What is Scrum?

Turkish: Scrum

Scrum is an Agile framework for managing product work through short sprints, clear roles, a visible backlog, and regular feedback loops.

What is Scrum?

Scrum is a framework for product and software work where uncertainty is high and learning matters as much as delivery. Instead of trying to define every detail upfront, the team works in short cycles, ships a usable increment, and adjusts based on evidence.

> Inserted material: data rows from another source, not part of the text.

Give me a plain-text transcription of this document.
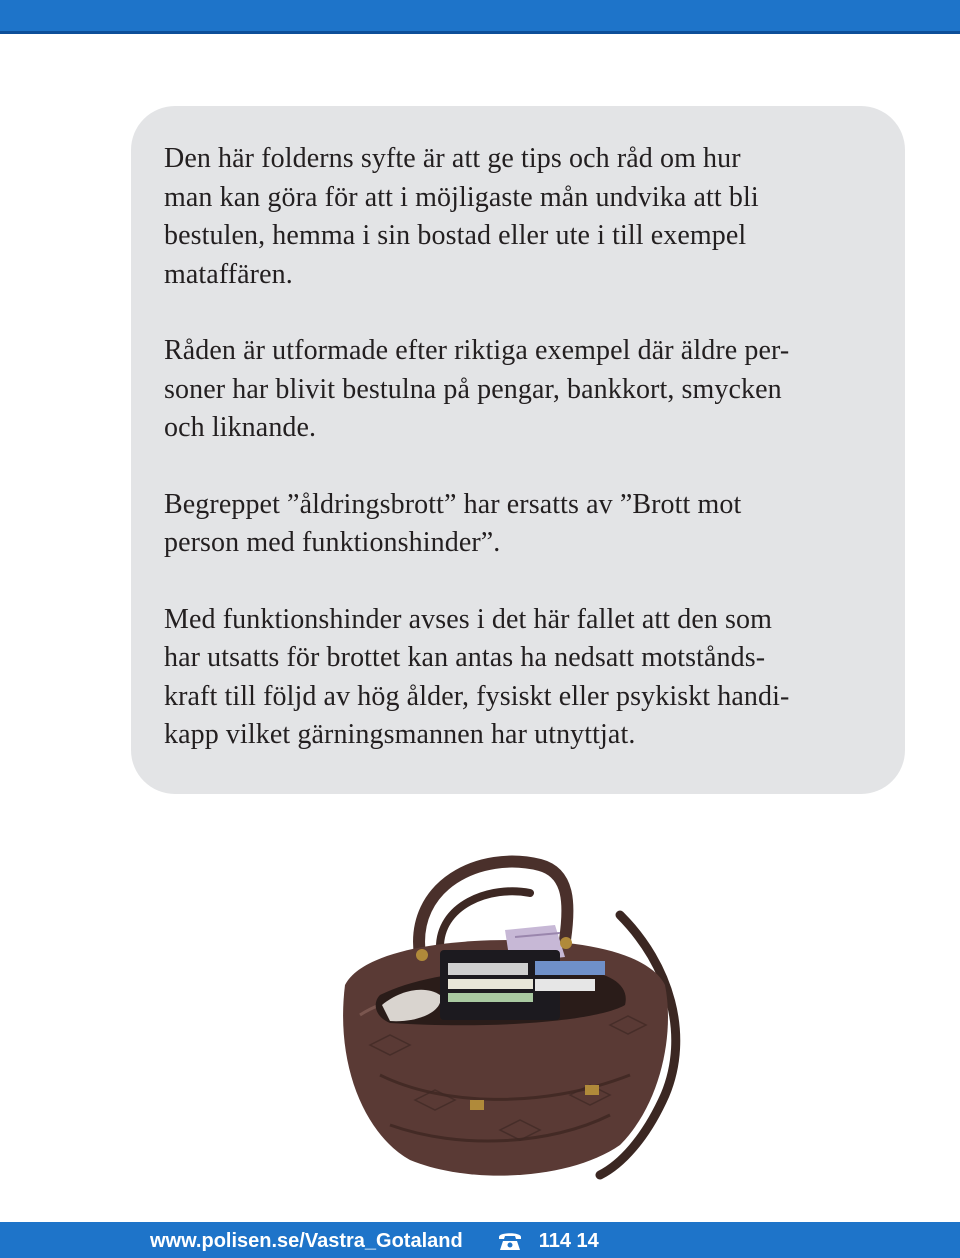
Den här folderns syfte är att ge tips och råd om hur
man kan göra för att i möjligaste mån undvika att bli
bestulen, hemma i sin bostad eller ute i till exempel
mataffären.

Råden är utformade efter riktiga exempel där äldre per-
soner har blivit bestulna på pengar, bankkort, smycken
och liknande.

Begreppet ”åldringsbrott” har ersatts av ”Brott mot
person med funktionshinder”.

Med funktionshinder avses i det här fallet att den som
har utsatts för brottet kan antas ha nedsatt motstånds-
kraft till följd av hög ålder, fysiskt eller psykiskt handi-
kapp vilket gärningsmannen har utnyttjat.

www.polisen.se/Vastra_Gotaland	114 14
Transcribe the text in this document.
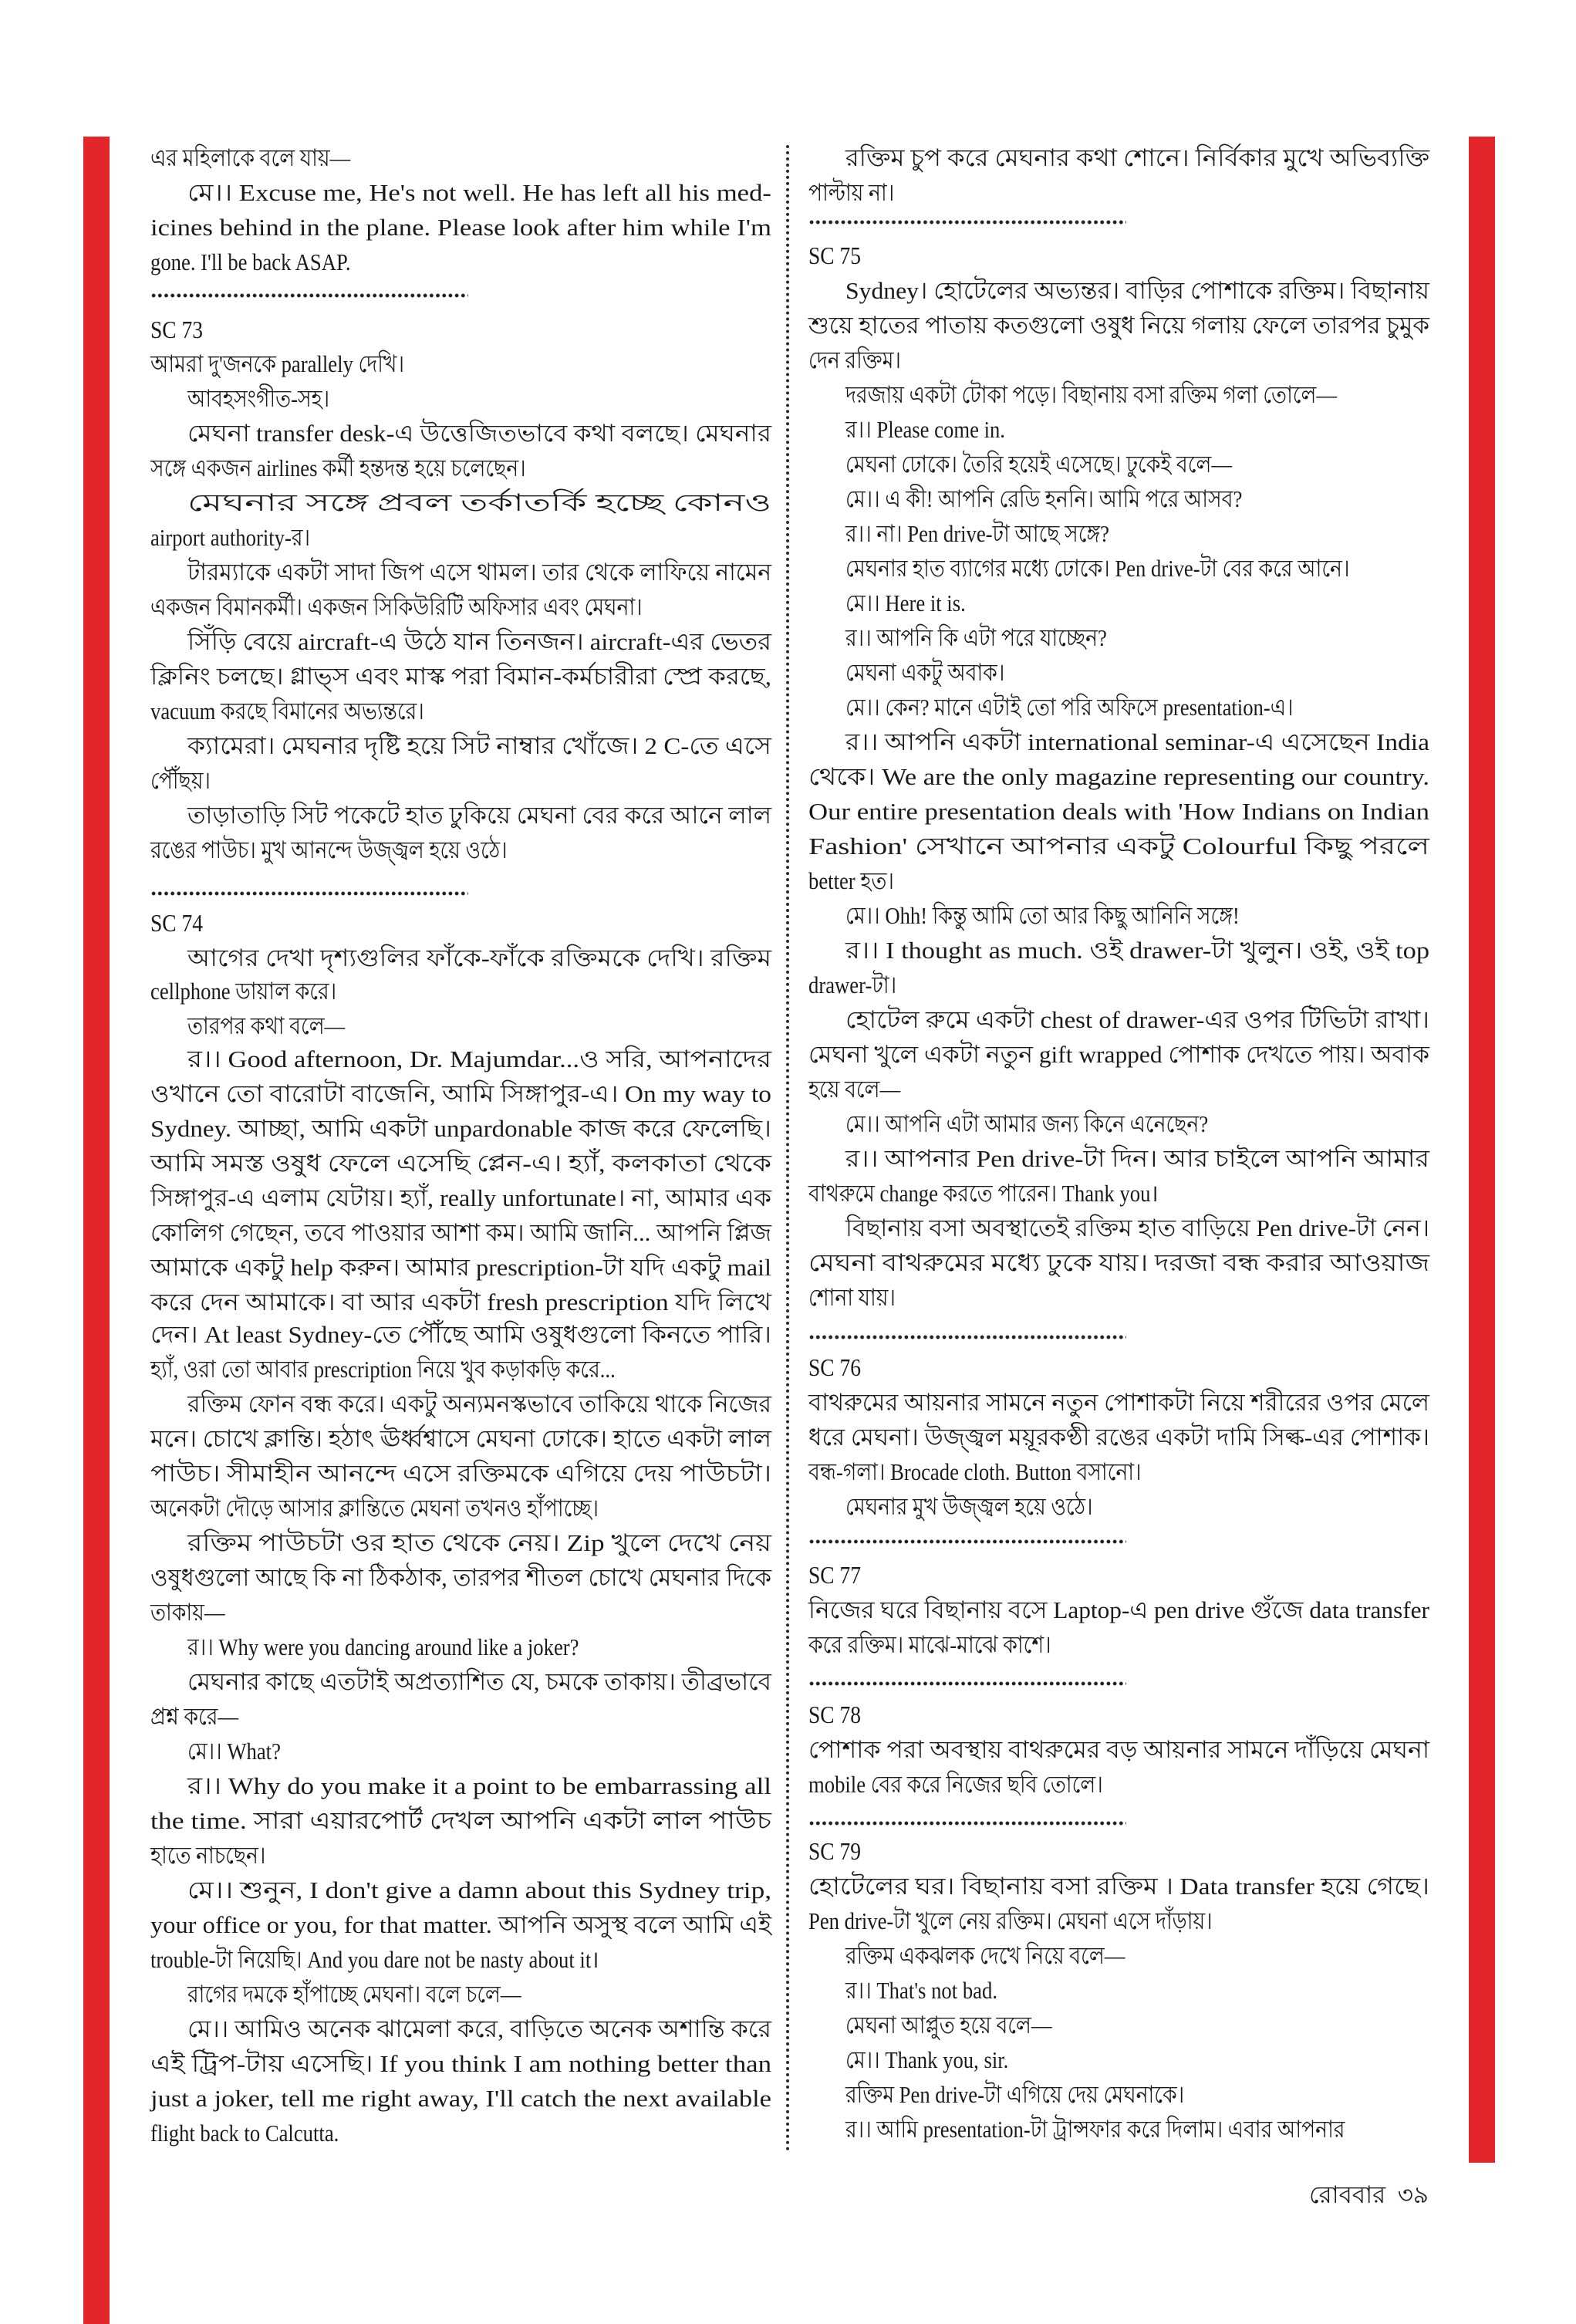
এর মহিলাকে বলে যায়—
মে।। Excuse me, He's not well. He has left all his med-
icines behind in the plane. Please look after him while I'm
gone. I'll be back ASAP.
SC 73
আমরা দু'জনকে parallely দেখি।
আবহসংগীত-সহ।
মেঘনা transfer desk-এ উত্তেজিতভাবে কথা বলছে। মেঘনার
সঙ্গে একজন airlines কর্মী হন্তদন্ত হয়ে চলেছেন।
মেঘনার সঙ্গে প্রবল তর্কাতর্কি হচ্ছে কোনও
airport authority-র।
টারম্যাকে একটা সাদা জিপ এসে থামল। তার থেকে লাফিয়ে নামেন
একজন বিমানকর্মী। একজন সিকিউরিটি অফিসার এবং মেঘনা।
সিঁড়ি বেয়ে aircraft-এ উঠে যান তিনজন। aircraft-এর ভেতর
ক্লিনিং চলছে। গ্লাভ্স এবং মাস্ক পরা বিমান-কর্মচারীরা স্প্রে করছে,
vacuum করছে বিমানের অভ্যন্তরে।
ক্যামেরা। মেঘনার দৃষ্টি হয়ে সিট নাম্বার খোঁজে। 2 C-তে এসে
পৌঁছয়।
তাড়াতাড়ি সিট পকেটে হাত ঢুকিয়ে মেঘনা বের করে আনে লাল
রঙের পাউচ। মুখ আনন্দে উজ্জ্বল হয়ে ওঠে।
SC 74
আগের দেখা দৃশ্যগুলির ফাঁকে-ফাঁকে রক্তিমকে দেখি। রক্তিম
cellphone ডায়াল করে।
তারপর কথা বলে—
র।। Good afternoon, Dr. Majumdar...ও সরি, আপনাদের
ওখানে তো বারোটা বাজেনি, আমি সিঙ্গাপুর-এ। On my way to
Sydney. আচ্ছা, আমি একটা unpardonable কাজ করে ফেলেছি।
আমি সমস্ত ওষুধ ফেলে এসেছি প্লেন-এ। হ্যাঁ, কলকাতা থেকে
সিঙ্গাপুর-এ এলাম যেটায়। হ্যাঁ, really unfortunate। না, আমার এক
কোলিগ গেছেন, তবে পাওয়ার আশা কম। আমি জানি... আপনি প্লিজ
আমাকে একটু help করুন। আমার prescription-টা যদি একটু mail
করে দেন আমাকে। বা আর একটা fresh prescription যদি লিখে
দেন। At least Sydney-তে পৌঁছে আমি ওষুধগুলো কিনতে পারি।
হ্যাঁ, ওরা তো আবার prescription নিয়ে খুব কড়াকড়ি করে...
রক্তিম ফোন বন্ধ করে। একটু অন্যমনস্কভাবে তাকিয়ে থাকে নিজের
মনে। চোখে ক্লান্তি। হঠাৎ ঊর্ধ্বশ্বাসে মেঘনা ঢোকে। হাতে একটা লাল
পাউচ। সীমাহীন আনন্দে এসে রক্তিমকে এগিয়ে দেয় পাউচটা।
অনেকটা দৌড়ে আসার ক্লান্তিতে মেঘনা তখনও হাঁপাচ্ছে।
রক্তিম পাউচটা ওর হাত থেকে নেয়। Zip খুলে দেখে নেয়
ওষুধগুলো আছে কি না ঠিকঠাক, তারপর শীতল চোখে মেঘনার দিকে
তাকায়—
র।। Why were you dancing around like a joker?
মেঘনার কাছে এতটাই অপ্রত্যাশিত যে, চমকে তাকায়। তীব্রভাবে
প্রশ্ন করে—
মে।। What?
র।। Why do you make it a point to be embarrassing all
the time. সারা এয়ারপোর্ট দেখল আপনি একটা লাল পাউচ
হাতে নাচছেন।
মে।। শুনুন, I don't give a damn about this Sydney trip,
your office or you, for that matter. আপনি অসুস্থ বলে আমি এই
trouble-টা নিয়েছি। And you dare not be nasty about it।
রাগের দমকে হাঁপাচ্ছে মেঘনা। বলে চলে—
মে।। আমিও অনেক ঝামেলা করে, বাড়িতে অনেক অশান্তি করে
এই ট্রিপ-টায় এসেছি। If you think I am nothing better than
just a joker, tell me right away, I'll catch the next available
flight back to Calcutta.
রক্তিম চুপ করে মেঘনার কথা শোনে। নির্বিকার মুখে অভিব্যক্তি
পাল্টায় না।
SC 75
Sydney। হোটেলের অভ্যন্তর। বাড়ির পোশাকে রক্তিম। বিছানায়
শুয়ে হাতের পাতায় কতগুলো ওষুধ নিয়ে গলায় ফেলে তারপর চুমুক
দেন রক্তিম।
দরজায় একটা টোকা পড়ে। বিছানায় বসা রক্তিম গলা তোলে—
র।। Please come in.
মেঘনা ঢোকে। তৈরি হয়েই এসেছে। ঢুকেই বলে—
মে।। এ কী! আপনি রেডি হননি। আমি পরে আসব?
র।। না। Pen drive-টা আছে সঙ্গে?
মেঘনার হাত ব্যাগের মধ্যে ঢোকে। Pen drive-টা বের করে আনে।
মে।। Here it is.
র।। আপনি কি এটা পরে যাচ্ছেন?
মেঘনা একটু অবাক।
মে।। কেন? মানে এটাই তো পরি অফিসে presentation-এ।
র।। আপনি একটা international seminar-এ এসেছেন India
থেকে। We are the only magazine representing our country.
Our entire presentation deals with 'How Indians on Indian
Fashion' সেখানে আপনার একটু Colourful কিছু পরলে
better হত।
মে।। Ohh! কিন্তু আমি তো আর কিছু আনিনি সঙ্গে!
র।। I thought as much. ওই drawer-টা খুলুন। ওই, ওই top
drawer-টা।
হোটেল রুমে একটা chest of drawer-এর ওপর টিভিটা রাখা।
মেঘনা খুলে একটা নতুন gift wrapped পোশাক দেখতে পায়। অবাক
হয়ে বলে—
মে।। আপনি এটা আমার জন্য কিনে এনেছেন?
র।। আপনার Pen drive-টা দিন। আর চাইলে আপনি আমার
বাথরুমে change করতে পারেন। Thank you।
বিছানায় বসা অবস্থাতেই রক্তিম হাত বাড়িয়ে Pen drive-টা নেন।
মেঘনা বাথরুমের মধ্যে ঢুকে যায়। দরজা বন্ধ করার আওয়াজ
শোনা যায়।
SC 76
বাথরুমের আয়নার সামনে নতুন পোশাকটা নিয়ে শরীরের ওপর মেলে
ধরে মেঘনা। উজ্জ্বল ময়ূরকণ্ঠী রঙের একটা দামি সিল্ক-এর পোশাক।
বন্ধ-গলা। Brocade cloth. Button বসানো।
মেঘনার মুখ উজ্জ্বল হয়ে ওঠে।
SC 77
নিজের ঘরে বিছানায় বসে Laptop-এ pen drive গুঁজে data transfer
করে রক্তিম। মাঝে-মাঝে কাশে।
SC 78
পোশাক পরা অবস্থায় বাথরুমের বড় আয়নার সামনে দাঁড়িয়ে মেঘনা
mobile বের করে নিজের ছবি তোলে।
SC 79
হোটেলের ঘর। বিছানায় বসা রক্তিম । Data transfer হয়ে গেছে।
Pen drive-টা খুলে নেয় রক্তিম। মেঘনা এসে দাঁড়ায়।
রক্তিম একঝলক দেখে নিয়ে বলে—
র।। That's not bad.
মেঘনা আপ্লুত হয়ে বলে—
মে।। Thank you, sir.
রক্তিম Pen drive-টা এগিয়ে দেয় মেঘনাকে।
র।। আমি presentation-টা ট্রান্সফার করে দিলাম। এবার আপনার
রোববার ৩৯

The main source of work is the product backlog. The Product Owner orders it by value, the team selects a realistic slice during sprint planning, and the sprint ends with something that can be reviewed, tested, or released.

Roles and Ceremonies

  • Product Owner: Clarifies the product goal, priorities, and acceptance criteria.
  • Scrum Master: Helps the process work, makes blockers visible, and protects team focus.
  • Developers: Share responsibility for design, development, testing, and delivery.
  • Sprint Planning: Defines the sprint goal and the work the team will take on.
  • Daily Scrum: Keeps progress, risks, and dependencies visible.
  • Sprint Review and Retrospective: Inspect the delivered work and improve how the team works.

Business Use

Scrum is useful for SaaS products, e-commerce platforms, mobile apps, and internal software where the roadmap can change as users react. A checkout improvement, customer portal, or integration module can be delivered over several sprints while stakeholders see working software regularly.

For Scrum to work, the team needs an empowered Product Owner, realistic sprint scope, and clear acceptance criteria. Otherwise it can become traditional project tracking with different meeting names. Scrum is one practical expression of Agile, and its delivery rhythm is built around the sprint.